Moritz Mohr’s action thriller Boy Kills World follows Boy, a nameless trained killer, as he seeks to assassinate his nemesis Hilda Van Der Koy and avenge his murdered family. With the help of his deceased younger sister’s spirit, Boy embarks on a brutal mission of violence and mayhem in search of the elusive Van Der Koy family.

★★★☆☆

Bill Skarsgård plays the film’s nameless lead, referred to only as Boy, and is joined byJessica Rothe as June 27, Andrew Koji as Basho, and Famke Janssen as Boy’s nemesis, Hilda Van Der Koy of the tyrannical ruling Van Der Koy dynasty. 
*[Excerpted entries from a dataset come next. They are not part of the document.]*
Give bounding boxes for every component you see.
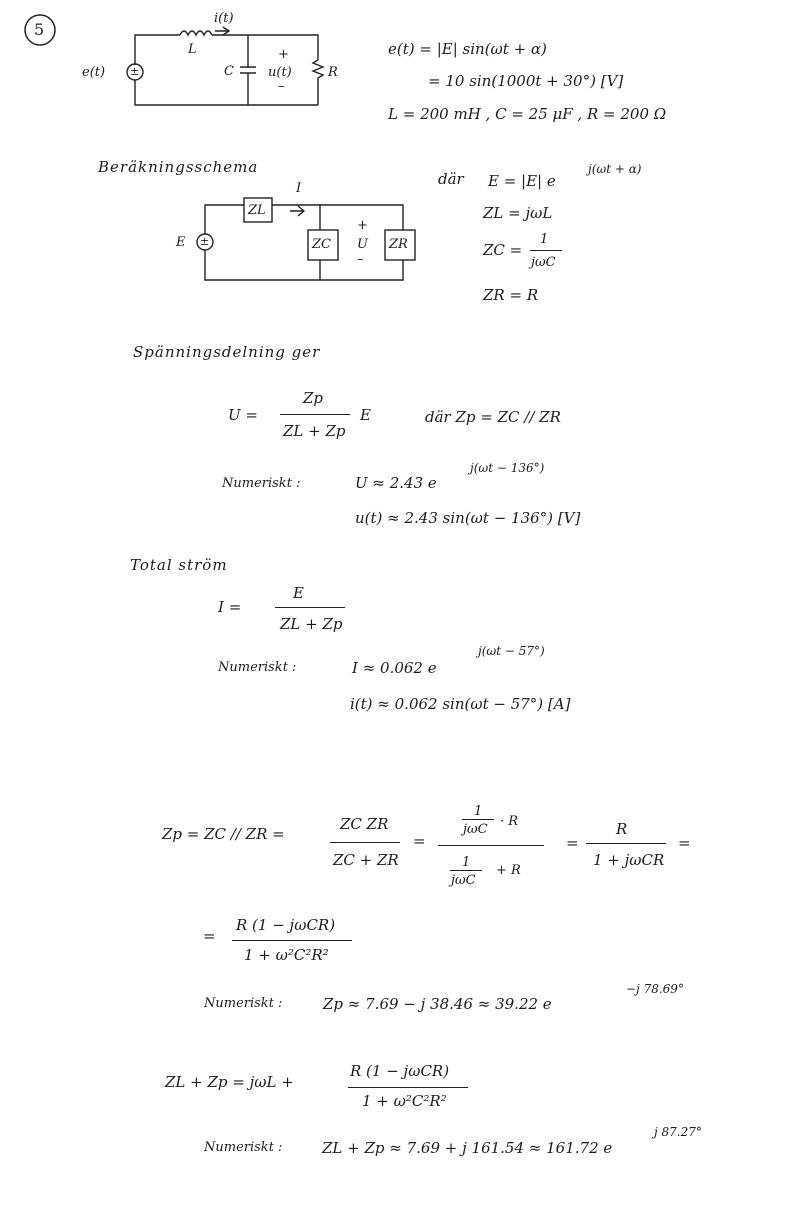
wire-top	[212, 35, 318, 60]
tc-bar	[275, 607, 345, 608]
definition-E: E = |E| e	[488, 172, 556, 190]
resistor-label: R	[328, 65, 338, 80]
capacitor	[240, 35, 256, 105]
tc-I-value: I ≈ 0.062 e	[352, 659, 437, 677]
given-line-3: L = 200 mH , C = 25 μF , R = 200 Ω	[388, 105, 667, 123]
definitions-dar: där	[438, 170, 464, 188]
wire-left-top	[135, 35, 180, 65]
current-arrow-2	[290, 206, 304, 216]
vd-bar	[280, 414, 350, 415]
zp-numeric-value: Zp ≈ 7.69 − j 38.46 ≈ 39.22 e	[323, 995, 552, 1013]
zp-eq2: =	[413, 832, 426, 850]
schema-zl-label: ZL	[248, 203, 266, 218]
definition-E-exponent: j(ωt + α)	[588, 162, 642, 176]
source-sign: ±	[130, 65, 140, 78]
zp-eq3: =	[566, 834, 579, 852]
zp-f3-den: 1 + jωCR	[593, 851, 665, 869]
schema-heading: Beräkningsschema	[98, 158, 259, 176]
zp-numeric-exponent: −j 78.69°	[626, 982, 684, 996]
voltage-plus: +	[278, 47, 289, 62]
sum-numeric-value: ZL + Zp ≈ 7.69 + j 161.54 ≈ 161.72 e	[322, 1139, 613, 1157]
tc-den: ZL + Zp	[280, 615, 343, 633]
voltage-label: u(t)	[268, 65, 292, 80]
resistor-zigzag	[313, 60, 323, 105]
sum-numeric-label: Numeriskt :	[204, 1140, 283, 1155]
total-current-heading: Total ström	[130, 556, 228, 574]
zp-f4-num: R (1 − jωCR)	[236, 916, 336, 934]
zp-f4-den: 1 + ω²C²R²	[244, 946, 329, 964]
sum-bar	[348, 1087, 468, 1088]
zp-f2-bar	[438, 845, 544, 846]
definition-ZC-num: 1	[540, 232, 549, 247]
vd-u-time: u(t) ≈ 2.43 sin(ωt − 136°) [V]	[355, 509, 581, 527]
wire-bottom-2	[205, 250, 403, 280]
schema-u-plus: +	[357, 218, 368, 233]
zp-f2-num-frac-num: 1	[474, 804, 483, 819]
sum-num: R (1 − jωCR)	[350, 1062, 450, 1080]
wire-left-top-2	[205, 205, 244, 234]
schema-source-label: E	[176, 235, 186, 250]
zp-numeric-label: Numeriskt :	[204, 996, 283, 1011]
schema-zc-label: ZC	[312, 237, 331, 252]
current-label: i(t)	[214, 11, 234, 26]
vd-U-value: U ≈ 2.43 e	[355, 474, 437, 492]
wire-bottom	[135, 80, 318, 105]
given-line-2: = 10 sin(1000t + 30°) [V]	[428, 72, 624, 90]
vd-U-exponent: j(ωt − 136°)	[470, 461, 545, 475]
wire-top-2	[272, 205, 403, 233]
zp-f1-num: ZC ZR	[340, 815, 389, 833]
schema-zr-label: ZR	[389, 237, 408, 252]
definition-ZL: ZL = jωL	[483, 204, 553, 222]
definition-ZC-bar	[530, 250, 562, 251]
zp-eq4: =	[678, 834, 691, 852]
zp-f1-den: ZC + ZR	[333, 851, 399, 869]
zp-f2-num-tail: · R	[500, 814, 519, 829]
capacitor-label: C	[224, 64, 234, 79]
sum-lhs: ZL + Zp = jωL +	[165, 1073, 294, 1091]
vd-num: Zp	[303, 389, 324, 407]
definition-ZC-lhs: ZC =	[483, 241, 523, 259]
vd-where: där Zp = ZC // ZR	[425, 408, 561, 426]
zp-f2-den-tail: + R	[496, 863, 521, 878]
tc-num: E	[293, 584, 304, 602]
circuit-2	[197, 198, 415, 280]
schema-u-label: U	[357, 237, 368, 252]
zp-f1-bar	[330, 842, 400, 843]
voltage-minus: –	[278, 79, 285, 94]
given-line-1: e(t) = |E| sin(ωt + α)	[388, 40, 547, 58]
zp-f2-num-frac-den: jωC	[463, 822, 488, 837]
source-label: e(t)	[82, 65, 106, 80]
sum-den: 1 + ω²C²R²	[362, 1092, 447, 1110]
zp-f4-bar	[232, 940, 352, 941]
schema-u-minus: –	[357, 252, 364, 267]
sum-numeric-exponent: j 87.27°	[654, 1125, 702, 1139]
tc-i-time: i(t) ≈ 0.062 sin(ωt − 57°) [A]	[350, 695, 571, 713]
zp-lhs: Zp = ZC // ZR =	[162, 825, 285, 843]
tc-numeric-label: Numeriskt :	[218, 660, 297, 675]
current-arrow	[215, 27, 229, 35]
zp-f2-den-frac-num: 1	[462, 855, 471, 870]
zp-f2-den-frac-bar	[450, 870, 482, 871]
tc-lhs: I =	[218, 598, 242, 616]
schema-source-sign: ±	[200, 235, 210, 248]
inductor-coil	[180, 31, 212, 35]
definition-ZC-den: jωC	[531, 255, 556, 270]
zp-f2-num-frac-bar	[462, 819, 494, 820]
vd-lhs: U =	[228, 406, 258, 424]
voltage-division-heading: Spänningsdelning ger	[133, 343, 321, 361]
definition-ZR: ZR = R	[483, 286, 539, 304]
zp-f2-den-frac-den: jωC	[451, 873, 476, 888]
inductor-label: L	[188, 42, 197, 57]
zp-f3-num: R	[616, 820, 628, 838]
zp-eq5: =	[203, 927, 216, 945]
vd-factor: E	[360, 406, 371, 424]
tc-I-exponent: j(ωt − 57°)	[478, 644, 545, 658]
vd-den: ZL + Zp	[283, 422, 346, 440]
schema-current-label: I	[296, 181, 302, 196]
problem-number: 5	[34, 20, 45, 39]
vd-numeric-label: Numeriskt :	[222, 476, 301, 491]
zp-f3-bar	[586, 843, 666, 844]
To alleviate any confusion that may arise from its lead character’s inability to speak or hear, Boy Kills World uses a unique structuring mechanism.. The film’s voiceover comes from a beloved childhood video game that Boy used to play with his sister, providing a constant narrator throughout the film who can acclimatise viewers to Boy’s world and retaining the contradictory childlike innocence of the violent killing machine. The approach allows  Boy Kills World to get away with having slightly less exposition and narrative substance than you’d hope, as we experience the action and plot points solely through Boy’s perspective. The film flourishes when being told through Boy’s internal monologue, yet in turn, flounders when we are brought out of Boy’s narrowed focus and into the grander scope of the world that he inhabits.

As can be expected from Boy Kills World’s promotional run, the film’s greatest asset is its expertly choreographed and ingeniously creative action sequences. Bill Skarsgård certainly puts in a shift as the film’s action star, performing intricate sequences that match the likes of Matthew Vaughn’s Kingsman in their delicate choreography. The film is gritty, violent, and gory, interspliced with a playful goofiness from Boy’s childlike humour. From cheese graters to meat cleavers, the creative choices of weapons in Boy Kills World are certainly not for the faint of heart.

Boy Kills World (2023) © Signature Entertainment

Skarsgård gives a strangely empathetic performance, encouraging the audience to constantly root for his mission despite the violence that he enacts upon foot servants who most likely do not have much say in their government’s brutal exploits. For a film that doesn’t dwell on context very much, Boy is a rather well-fleshed out character. Through the continuous voiceover, his internal monologue allows for this initially surface-level action-lead to pack a bit more punch. His motives are conventional, but as we actually see his deceased younger sister throughout the film—through hallucinations—his intentions gain a layer of empathy and allow for Skarsgård to bring unexpected range to the role.

Unfortunately, one of Boy Kills World’s clearest pitfalls is its lack of attention to worldbuilding. The film takes place in the kind of society that would fit well in a dystopian YA narrative—think The Hunger Games or Divergent—however we learn very little about what fuels the society’s elites’ blood-thirst and need for control. It’s hard for audiences to find the stakes high enough when we are unsure of what world Boy is fighting for, or why he is fighting at all. The film favours showy action and well-executed comedy over any sort of realism or relatability that would allow viewers to invest in its narrative.

Boy Kills World (2023) © Signature Entertainment

Considering the time that the film pays for goofs and gags, the film is sometimes held back by slightly clunky dialogue and setups. Although many of the grander and more aesthetically creative comedic choices are visually appealing, Boy Kills World often struggles in its dialogue and character interactions, especially when it comes to its more humorous sequences.

The Verdict

Overall, Boy Kills World is an enjoyable action romp that will keep you involved from the get-go. Although the film certainly hasn’t changed cinema, it goes all-in on knowing what kind of film it is and executing it smoothly and effectively. The film is a good bit of fun, one that may not necessarily play on your mind for days to come, but will leave you glad that you gave it a chance.